If cultures are negative initially, they should be held for at least 10 days for slow growing organisms.
If a CSF device (including shunt, intrathecal pump, deep brain stimulatory, vagal nerve stimulator or associated hardware) is infected then current recommendations are to remove the infected device. Any device/shunt that is removed should be sent for culture.

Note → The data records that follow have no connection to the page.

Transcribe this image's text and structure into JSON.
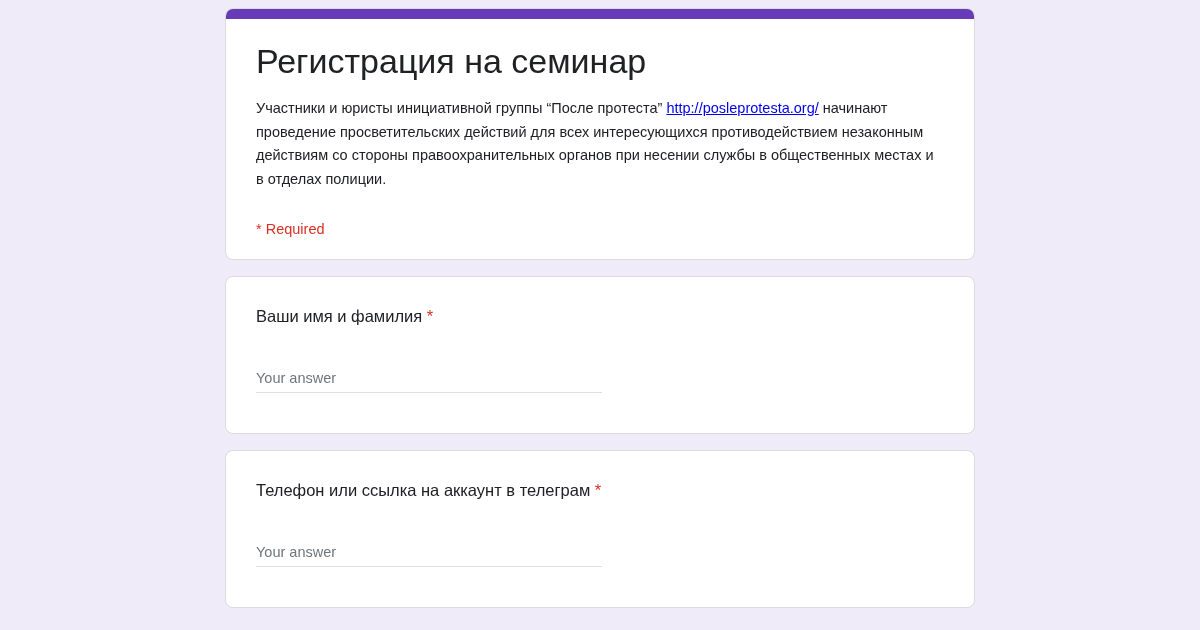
{
  "form": {
    "title": "Регистрация на семинар",
    "description": {
      "before": "Участники и юристы инициативной группы “После протеста”",
      "link": "http://posleprotesta.org/",
      "after": "начинают проведение просветительских действий для всех интересующихся противодействием незаконным действиям со стороны правоохранительных органов при несении службы в общественных местах и в отделах полиции."
    },
    "required_note": "* Required"
  },
  "questions": [
    {
      "title": "Ваши имя и фамилия",
      "required_mark": "*",
      "placeholder": "Your answer"
    },
    {
      "title": "Телефон или ссылка на аккаунт в телеграм",
      "required_mark": "*",
      "placeholder": "Your answer"
    }
  ]
}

In addition to CSF cultures, blood cultures should be obtained for any patient with a ventriculoatrial shunt and should be considered for patients with a ventriculoperitoneal or ventriculopleural shunt.
Imaging
Magnetic resonance imaging (MRI) with gadolinium is recommended for anyone with suspected CSF device infection.
CT of head with contrast can be considered an alternative if MRI is unavailable or contraindicated.
Abdominal imaging with CT of chest/abdomen or ultrasound of the abdomen should be completed in patients with peritoneal or pleural shunts and abdominal or pleuritic chest pain.
Treatment
Includes antibiotic therapy and removal of infected shunt or device (Table 7‑6).
Once a specific pathogen is identified, antibiotics should be narrowed (Table 7‑7).
Duration of antibiotic is between 10 and 14 days depending on the pathogen, can extend to 21 days for some gram-negative bacilli. Duration should be determined after the last positive CSF culture.